Mr. Kholodov's newspaper published an article about General Grachev yesterday under the headline, "A thief should sit in prison -- and not be minister of defense."
It alleged that General Grachev had ordered the diversion of more than $200,000 in German marks that was supposed to be used for army housing.
Instead, the article said, it was spent on two Mercedes, one of which became the general's personal car.
Yeltsin backs Grachev
Mr. Yeltsin, who was in St. Petersburg with Queen Elizabeth II, said he fully supported his defense minister -- who earlier this week denied that he had ordered the murder.
But the president's spokesman, Vycheslav Kostikov, who was one of Mr. Kholodov's honorary pallbearers, said it was up to the general to defend himself, in court if need be.
"Now is the time of trial for democracy," Mr. Kostikov said. "Russia's future depends on the courage of people who tell the truth."
Thousands came to pay their last respects yesterday, though many had never heard of the 27-year-old reporter before Monday.
They stood quietly waiting in the cold and light snow, some for hours, for a chance to file past the bier at the Palace of Youth.
It was here five years ago that many of these same people had waited for a last viewing of Andrei Sakharov, the prominent scientist and dissident.
Hundreds brought roses or carnations yesterday, which they left beside the bier until it was heaped with flowers. A few held candles. Many crossed themselves, then bowed to Mr. Kholodov's family. Under the hot television lights, the pine wreaths poured out their aroma.
His face was draped with a light cloth, because the bomb that killed him had done so much damage.
"Who would dare commit such a murder?" asked Mrs. Mazurina. "I can guess, but for me it doesn't matter who did it -- someone from the Interior Ministry or the Ministry of Defense -- I'm just worried that there exist people who could be capable of this. This death is just unbelievable."

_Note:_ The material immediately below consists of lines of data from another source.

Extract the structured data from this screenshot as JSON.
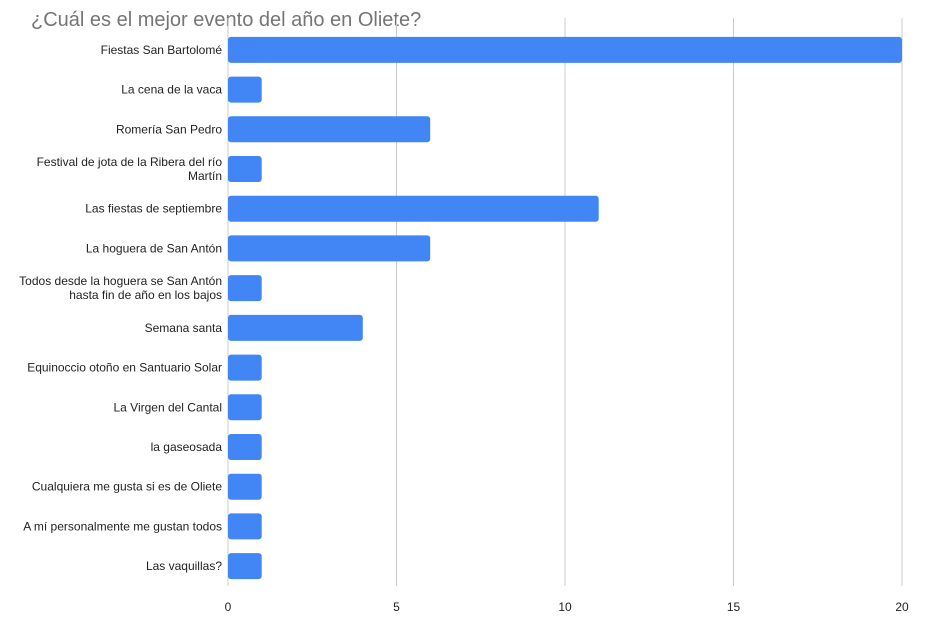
{
  "chart_data": {
    "type": "bar",
    "orientation": "horizontal",
    "title": "¿Cuál es el mejor evento del año en Oliete?",
    "categories": [
      "Fiestas San Bartolomé",
      "La cena de la vaca",
      "Romería San Pedro",
      "Festival de jota de la Ribera del río Martín",
      "Las fiestas de septiembre",
      "La hoguera de San Antón",
      "Todos desde la hoguera se San Antón hasta fin de año en los bajos",
      "Semana santa",
      "Equinoccio otoño en Santuario Solar",
      "La Virgen del Cantal",
      "la gaseosada",
      "Cualquiera me gusta si es de Oliete",
      "A mí personalmente me gustan todos",
      "Las vaquillas?"
    ],
    "values": [
      20,
      1,
      6,
      1,
      11,
      6,
      1,
      4,
      1,
      1,
      1,
      1,
      1,
      1
    ],
    "xlim": [
      0,
      20
    ],
    "xticks": [
      0,
      5,
      10,
      15,
      20
    ],
    "xlabel": "",
    "ylabel": "",
    "grid": "vertical",
    "legend": "none",
    "bar_color": "#4285f4",
    "grid_color": "#cccccc"
  }
}
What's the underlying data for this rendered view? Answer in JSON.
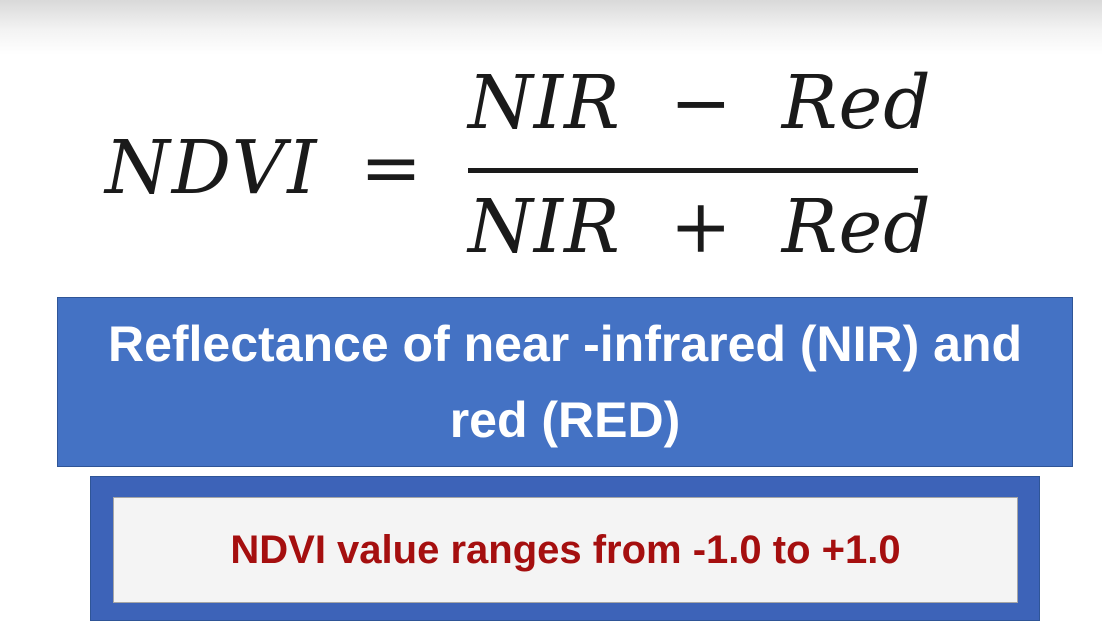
{
  "formula": {
    "lhs": "NDVI",
    "equals": "=",
    "numerator": "NIR  −  Red",
    "denominator": "NIR  +  Red"
  },
  "definition_box": {
    "text": "Reflectance of near -infrared (NIR) and red (RED)"
  },
  "range_box": {
    "text": "NDVI value ranges from -1.0 to +1.0"
  },
  "colors": {
    "blue_box": "#4472c4",
    "frame_box": "#3d63b8",
    "range_text": "#a50f0f"
  }
}
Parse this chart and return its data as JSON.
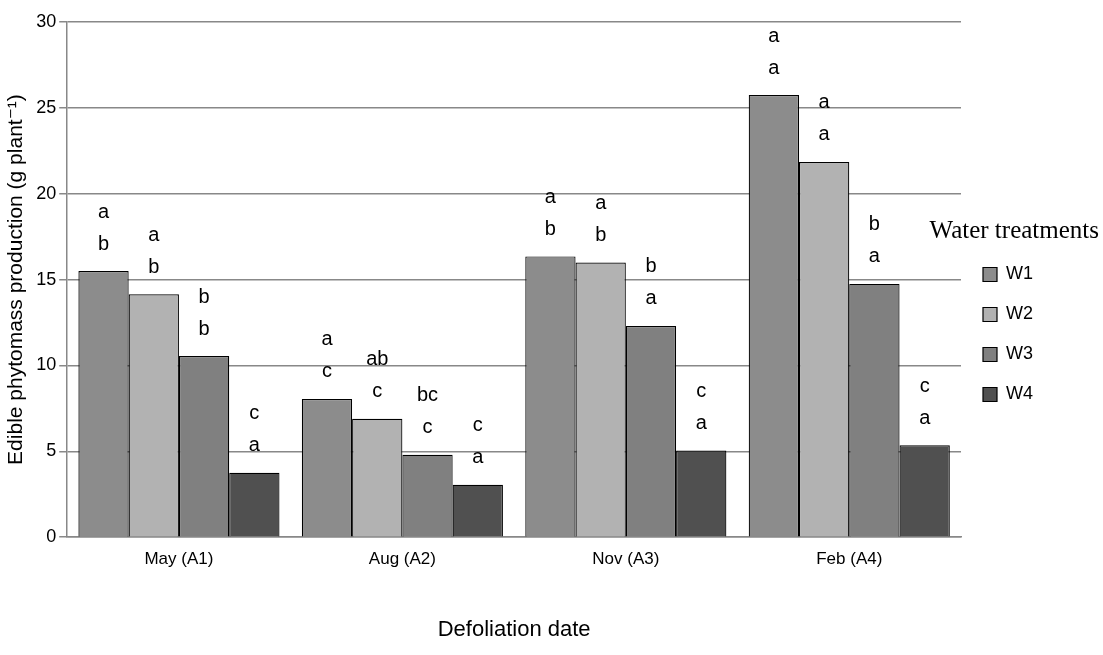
{
  "chart_data": {
    "type": "bar",
    "xlabel": "Defoliation date",
    "ylabel": "Edible phytomass production (g plant⁻¹)",
    "legend_title": "Water treatments",
    "legend": "right",
    "categories": [
      "May (A1)",
      "Aug (A2)",
      "Nov (A3)",
      "Feb (A4)"
    ],
    "series": [
      {
        "name": "W1",
        "color": "#8c8c8c",
        "values": [
          15.5,
          8.05,
          16.35,
          25.75
        ],
        "value_labels": [
          "a\nb",
          "a\nc",
          "a\nb",
          "a\na"
        ]
      },
      {
        "name": "W2",
        "color": "#b2b2b2",
        "values": [
          14.15,
          6.9,
          16.0,
          21.85
        ],
        "value_labels": [
          "a\nb",
          "ab\nc",
          "a\nb",
          "a\na"
        ]
      },
      {
        "name": "W3",
        "color": "#808080",
        "values": [
          10.55,
          4.8,
          12.3,
          14.75
        ],
        "value_labels": [
          "b\nb",
          "bc\nc",
          "b\na",
          "b\na"
        ]
      },
      {
        "name": "W4",
        "color": "#505050",
        "values": [
          3.75,
          3.05,
          5.05,
          5.35
        ],
        "value_labels": [
          "c\na",
          "c\na",
          "c\na",
          "c\na"
        ]
      }
    ],
    "ylim": [
      0,
      30
    ],
    "yticks": [
      0,
      5,
      10,
      15,
      20,
      25,
      30
    ],
    "grid": "y"
  }
}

Mr. Kholodov, a graduate of a physics institute, was remembered by a colleague as a "strange journalist -- he didn't smoke, he didn't drink, he didn't swear."
"No matter how strong the authorities are, there's always some one who can fight them," said his mother Zoya, after he had been buried at Troyekurov Cemetery.
"And one of those people is my son."
It took five trucks to bring all the flowers to the graveyard. A military band played dirges.
As the snow thickened, a priest said a prayer, the casket was lowered into the ground, family and colleagues threw handfuls of dirt after it, and then four workers moved in with shovels to finish the job.
"He will not be the last victim, for sure," said his sister, Natasha. "But my brother's death will make people think.
"When Grachev dies, there will not be so many people or so many flowers."
Reporter had been lured
Moskovsky Komosomolets said yesterday that Mr. Kholodov had been lured into retrieving the fatal briefcase by a source he had dealt with before at the Federal Counterintelligence Service, a successor to the KGB.
Mr. Kholodov was looking into allegations that the Russian army had agreed to train mafia enforcers at a secret base.
The source, perhaps not aware himself of the ruse, told Mr. Kholodov that a military intelligence officer had stashed the briefcase, with incriminating documents in it, in the Kazan Railway Terminal baggage checkroom.
When Mr. Kholodov opened the briefcase back in his office, he detonated nearly half a pound of explosives.
He died a short while later.
"In the heroic Soviet army there is no officer who would dare to come forward and expose these secrets," said a sarcastic Vil Mirzayanov, the dissident chemist who exposed Russia's secret chemical weapons program.
"So this young journalist had to do it and be killed. All the heroes hid behind the back of this young man."
"The corruption accusations are just hanging in the air," said Alexander Yakovlev, head of the Ostankino television center. "The prosecutors don't deal with it. Either they are corrupt themselves, or they are afraid to deal with corrupt people."